Yolcunun çok hoşuna gitti bu cevap.
- Bir nasihat daha etseniz efendim, dedi.
Mübarek zat sordu bu defa:
- Peki Allahü teâlâ seni biliyor mu?
- Elbette biliyor efendim.
Buyurdu ki:
- Öyleyse başkasının bilmesine gerek yok.
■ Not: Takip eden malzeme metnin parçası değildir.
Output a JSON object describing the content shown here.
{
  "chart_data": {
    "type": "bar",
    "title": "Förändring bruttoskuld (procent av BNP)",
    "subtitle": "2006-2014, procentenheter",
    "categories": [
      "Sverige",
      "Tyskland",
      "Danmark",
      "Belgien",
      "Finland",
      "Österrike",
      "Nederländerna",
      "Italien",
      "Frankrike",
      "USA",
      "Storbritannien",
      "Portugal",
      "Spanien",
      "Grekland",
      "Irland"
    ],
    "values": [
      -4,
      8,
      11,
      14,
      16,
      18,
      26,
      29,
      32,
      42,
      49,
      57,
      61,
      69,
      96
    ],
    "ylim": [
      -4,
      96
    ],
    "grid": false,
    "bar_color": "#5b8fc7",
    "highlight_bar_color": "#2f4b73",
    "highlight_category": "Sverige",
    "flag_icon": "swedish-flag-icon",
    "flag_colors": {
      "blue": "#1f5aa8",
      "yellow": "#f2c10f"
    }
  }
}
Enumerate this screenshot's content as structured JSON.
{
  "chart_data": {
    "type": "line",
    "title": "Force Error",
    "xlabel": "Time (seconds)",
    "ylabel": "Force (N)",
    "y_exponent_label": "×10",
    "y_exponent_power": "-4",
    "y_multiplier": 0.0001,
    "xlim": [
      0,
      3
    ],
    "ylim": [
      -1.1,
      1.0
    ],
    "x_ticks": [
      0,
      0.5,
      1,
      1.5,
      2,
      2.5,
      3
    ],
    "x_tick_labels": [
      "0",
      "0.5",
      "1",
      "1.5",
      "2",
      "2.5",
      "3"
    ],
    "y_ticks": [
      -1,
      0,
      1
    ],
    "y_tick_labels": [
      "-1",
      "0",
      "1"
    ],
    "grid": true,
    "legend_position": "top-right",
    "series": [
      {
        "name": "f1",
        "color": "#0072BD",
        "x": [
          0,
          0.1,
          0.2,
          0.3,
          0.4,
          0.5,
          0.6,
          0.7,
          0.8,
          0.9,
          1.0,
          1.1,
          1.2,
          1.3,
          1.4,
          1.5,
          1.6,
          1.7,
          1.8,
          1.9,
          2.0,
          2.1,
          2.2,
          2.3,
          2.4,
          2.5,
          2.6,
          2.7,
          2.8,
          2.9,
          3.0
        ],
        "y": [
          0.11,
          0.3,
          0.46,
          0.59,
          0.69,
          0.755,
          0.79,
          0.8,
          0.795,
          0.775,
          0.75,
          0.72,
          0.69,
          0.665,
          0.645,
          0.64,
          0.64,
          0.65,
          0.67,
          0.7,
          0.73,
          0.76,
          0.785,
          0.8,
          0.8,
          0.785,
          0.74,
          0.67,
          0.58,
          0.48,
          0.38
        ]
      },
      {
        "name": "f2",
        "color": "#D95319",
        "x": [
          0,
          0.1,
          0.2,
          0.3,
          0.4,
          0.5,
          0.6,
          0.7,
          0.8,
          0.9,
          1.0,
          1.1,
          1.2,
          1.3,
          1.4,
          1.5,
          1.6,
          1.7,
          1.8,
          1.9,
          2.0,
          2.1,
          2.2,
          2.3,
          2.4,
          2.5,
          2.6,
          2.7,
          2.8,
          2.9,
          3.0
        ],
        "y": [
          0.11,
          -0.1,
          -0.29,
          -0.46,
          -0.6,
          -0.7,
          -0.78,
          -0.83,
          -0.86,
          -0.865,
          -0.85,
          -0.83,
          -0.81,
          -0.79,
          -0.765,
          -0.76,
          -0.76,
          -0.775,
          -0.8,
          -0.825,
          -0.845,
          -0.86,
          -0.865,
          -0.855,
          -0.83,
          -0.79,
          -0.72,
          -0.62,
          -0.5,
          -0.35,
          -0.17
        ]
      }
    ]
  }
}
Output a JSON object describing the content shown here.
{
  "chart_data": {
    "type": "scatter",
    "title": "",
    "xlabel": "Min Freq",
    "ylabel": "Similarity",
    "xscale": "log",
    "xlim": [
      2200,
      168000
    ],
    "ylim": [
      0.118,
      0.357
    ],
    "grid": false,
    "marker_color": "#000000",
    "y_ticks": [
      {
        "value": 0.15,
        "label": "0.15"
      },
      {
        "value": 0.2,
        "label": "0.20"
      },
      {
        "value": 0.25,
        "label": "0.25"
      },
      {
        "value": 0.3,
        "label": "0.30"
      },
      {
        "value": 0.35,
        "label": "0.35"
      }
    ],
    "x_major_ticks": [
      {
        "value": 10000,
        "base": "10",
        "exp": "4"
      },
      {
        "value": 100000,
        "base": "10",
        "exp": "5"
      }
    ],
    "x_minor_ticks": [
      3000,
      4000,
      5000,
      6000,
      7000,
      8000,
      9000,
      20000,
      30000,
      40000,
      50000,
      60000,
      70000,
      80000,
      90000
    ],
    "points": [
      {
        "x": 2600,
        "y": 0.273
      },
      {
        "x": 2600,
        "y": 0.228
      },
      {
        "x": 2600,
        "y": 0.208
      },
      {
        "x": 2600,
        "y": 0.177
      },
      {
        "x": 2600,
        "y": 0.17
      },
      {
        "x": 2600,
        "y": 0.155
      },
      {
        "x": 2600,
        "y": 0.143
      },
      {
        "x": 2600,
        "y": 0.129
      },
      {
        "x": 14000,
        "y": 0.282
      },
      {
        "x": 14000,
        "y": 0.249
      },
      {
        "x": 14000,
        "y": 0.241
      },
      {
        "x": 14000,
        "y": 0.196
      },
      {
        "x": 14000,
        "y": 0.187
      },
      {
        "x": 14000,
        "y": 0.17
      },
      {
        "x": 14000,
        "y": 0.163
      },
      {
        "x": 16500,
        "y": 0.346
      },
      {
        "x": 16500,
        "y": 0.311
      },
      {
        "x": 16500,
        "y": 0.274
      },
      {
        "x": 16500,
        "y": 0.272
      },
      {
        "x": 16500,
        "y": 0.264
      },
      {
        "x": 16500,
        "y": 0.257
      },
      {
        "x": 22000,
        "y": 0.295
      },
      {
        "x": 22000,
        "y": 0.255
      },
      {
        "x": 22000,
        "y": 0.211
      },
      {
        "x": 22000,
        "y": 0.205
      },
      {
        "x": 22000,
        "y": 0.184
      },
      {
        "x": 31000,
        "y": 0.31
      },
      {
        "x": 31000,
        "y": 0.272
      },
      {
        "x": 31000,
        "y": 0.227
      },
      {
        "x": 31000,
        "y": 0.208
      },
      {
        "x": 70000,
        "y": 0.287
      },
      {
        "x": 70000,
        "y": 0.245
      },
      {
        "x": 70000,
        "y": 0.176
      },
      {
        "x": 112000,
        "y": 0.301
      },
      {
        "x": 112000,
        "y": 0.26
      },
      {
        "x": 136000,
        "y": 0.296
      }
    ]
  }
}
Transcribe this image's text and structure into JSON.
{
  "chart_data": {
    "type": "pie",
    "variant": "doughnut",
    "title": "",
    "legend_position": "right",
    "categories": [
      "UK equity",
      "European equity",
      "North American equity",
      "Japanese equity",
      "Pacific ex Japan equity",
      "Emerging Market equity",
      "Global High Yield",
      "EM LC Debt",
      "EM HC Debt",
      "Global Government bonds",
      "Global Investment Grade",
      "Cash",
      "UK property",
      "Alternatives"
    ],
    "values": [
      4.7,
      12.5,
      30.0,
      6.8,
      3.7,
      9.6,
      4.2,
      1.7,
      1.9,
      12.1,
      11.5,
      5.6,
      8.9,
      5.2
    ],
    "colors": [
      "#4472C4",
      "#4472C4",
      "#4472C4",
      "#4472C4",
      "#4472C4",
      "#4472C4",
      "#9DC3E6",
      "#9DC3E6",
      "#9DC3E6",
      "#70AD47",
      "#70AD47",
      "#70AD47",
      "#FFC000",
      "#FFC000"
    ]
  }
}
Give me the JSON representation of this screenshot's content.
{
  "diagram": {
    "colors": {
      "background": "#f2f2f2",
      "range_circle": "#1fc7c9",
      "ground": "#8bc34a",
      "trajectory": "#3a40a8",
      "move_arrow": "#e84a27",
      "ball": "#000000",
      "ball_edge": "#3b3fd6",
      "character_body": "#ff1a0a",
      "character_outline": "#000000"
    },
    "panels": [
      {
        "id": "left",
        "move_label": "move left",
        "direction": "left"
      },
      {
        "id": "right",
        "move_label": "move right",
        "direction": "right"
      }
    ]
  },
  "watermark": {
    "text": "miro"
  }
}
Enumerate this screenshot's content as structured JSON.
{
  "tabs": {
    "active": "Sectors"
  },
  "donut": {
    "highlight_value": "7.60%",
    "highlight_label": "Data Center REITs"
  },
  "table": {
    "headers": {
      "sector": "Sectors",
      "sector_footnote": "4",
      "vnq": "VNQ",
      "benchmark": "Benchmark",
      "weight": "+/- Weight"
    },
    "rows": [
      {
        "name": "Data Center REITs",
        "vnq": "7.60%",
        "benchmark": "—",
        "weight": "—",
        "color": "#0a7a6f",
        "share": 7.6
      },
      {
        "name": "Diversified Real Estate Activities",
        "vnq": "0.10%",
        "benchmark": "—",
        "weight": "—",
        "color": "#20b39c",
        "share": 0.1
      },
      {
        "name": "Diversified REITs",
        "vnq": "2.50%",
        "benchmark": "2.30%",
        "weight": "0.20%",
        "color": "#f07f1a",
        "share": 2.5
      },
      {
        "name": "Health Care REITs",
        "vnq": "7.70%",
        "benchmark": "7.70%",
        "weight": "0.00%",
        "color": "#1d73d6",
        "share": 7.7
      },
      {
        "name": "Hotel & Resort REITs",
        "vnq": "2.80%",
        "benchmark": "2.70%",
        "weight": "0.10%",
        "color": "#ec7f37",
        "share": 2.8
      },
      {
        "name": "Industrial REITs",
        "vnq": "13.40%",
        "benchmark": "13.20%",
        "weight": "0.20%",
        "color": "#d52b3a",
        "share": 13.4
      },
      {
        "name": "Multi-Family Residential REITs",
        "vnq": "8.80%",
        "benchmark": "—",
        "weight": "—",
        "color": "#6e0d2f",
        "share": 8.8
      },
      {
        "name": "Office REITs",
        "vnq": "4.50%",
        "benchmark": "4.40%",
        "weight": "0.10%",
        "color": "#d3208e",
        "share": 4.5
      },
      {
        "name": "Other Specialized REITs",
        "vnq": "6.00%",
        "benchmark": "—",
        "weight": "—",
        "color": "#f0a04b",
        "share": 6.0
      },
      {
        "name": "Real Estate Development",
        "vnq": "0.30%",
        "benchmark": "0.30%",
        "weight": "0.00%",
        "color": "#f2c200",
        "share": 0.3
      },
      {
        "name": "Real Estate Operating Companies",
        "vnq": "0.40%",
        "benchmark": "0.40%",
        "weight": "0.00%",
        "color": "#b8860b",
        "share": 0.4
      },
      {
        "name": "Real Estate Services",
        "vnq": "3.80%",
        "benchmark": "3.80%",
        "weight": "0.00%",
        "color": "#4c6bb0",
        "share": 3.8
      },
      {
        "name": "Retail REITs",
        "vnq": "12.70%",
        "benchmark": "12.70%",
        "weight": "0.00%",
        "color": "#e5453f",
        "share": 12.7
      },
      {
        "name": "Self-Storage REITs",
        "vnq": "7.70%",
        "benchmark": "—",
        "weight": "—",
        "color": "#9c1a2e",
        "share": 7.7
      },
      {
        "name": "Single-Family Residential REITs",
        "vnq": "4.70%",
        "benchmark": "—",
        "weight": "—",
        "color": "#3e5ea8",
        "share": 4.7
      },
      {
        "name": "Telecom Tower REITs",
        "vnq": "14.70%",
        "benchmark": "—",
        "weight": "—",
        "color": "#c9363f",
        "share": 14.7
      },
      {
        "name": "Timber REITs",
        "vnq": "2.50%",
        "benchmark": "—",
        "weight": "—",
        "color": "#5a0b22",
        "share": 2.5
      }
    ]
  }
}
Mümin, Allah’ın sevdiğidir
Bir gün de sohbetinde;
- Müminin kelamı ve taamı şifa olduğu gibi, siması da şifadır, buyurdu. Yani müminin yüzüne muhabbetle bakmak, insanın kalbine şifa verir.
Ve izah etti:
- Çünkü mümin, Allahü teâlânın veli kuludur. Onun sevdiği kimsedir. Ona sevgiyle bakmak, muhabbetle dua etmek, ona yardım etmek, Cenâb-ı Hakkın rızasını kazandırır.
Ve ekledi:
- Hepimiz, bu dünyada bir gaye için yaratıldık.
Sordular:
- O gaye nedir efendim?
- Allahü teâlânın rızasını kazanmaktır. Bu da, Onun kullarına iyilik etmekten geçer. Onun kullarına vermek ve Onların duasını almaktan geçer.
Ve özetledi:
- Velhasıl Onun kullarını razı eden, Cenâb-ı Hakkı razı etmiş olur. Onun kullarından maksat da, önce anne baba, sonra hoca, sonra arkadaştır. Ve daha kimlerin hakkı varsa, herbirinin rızasını almak gerekir.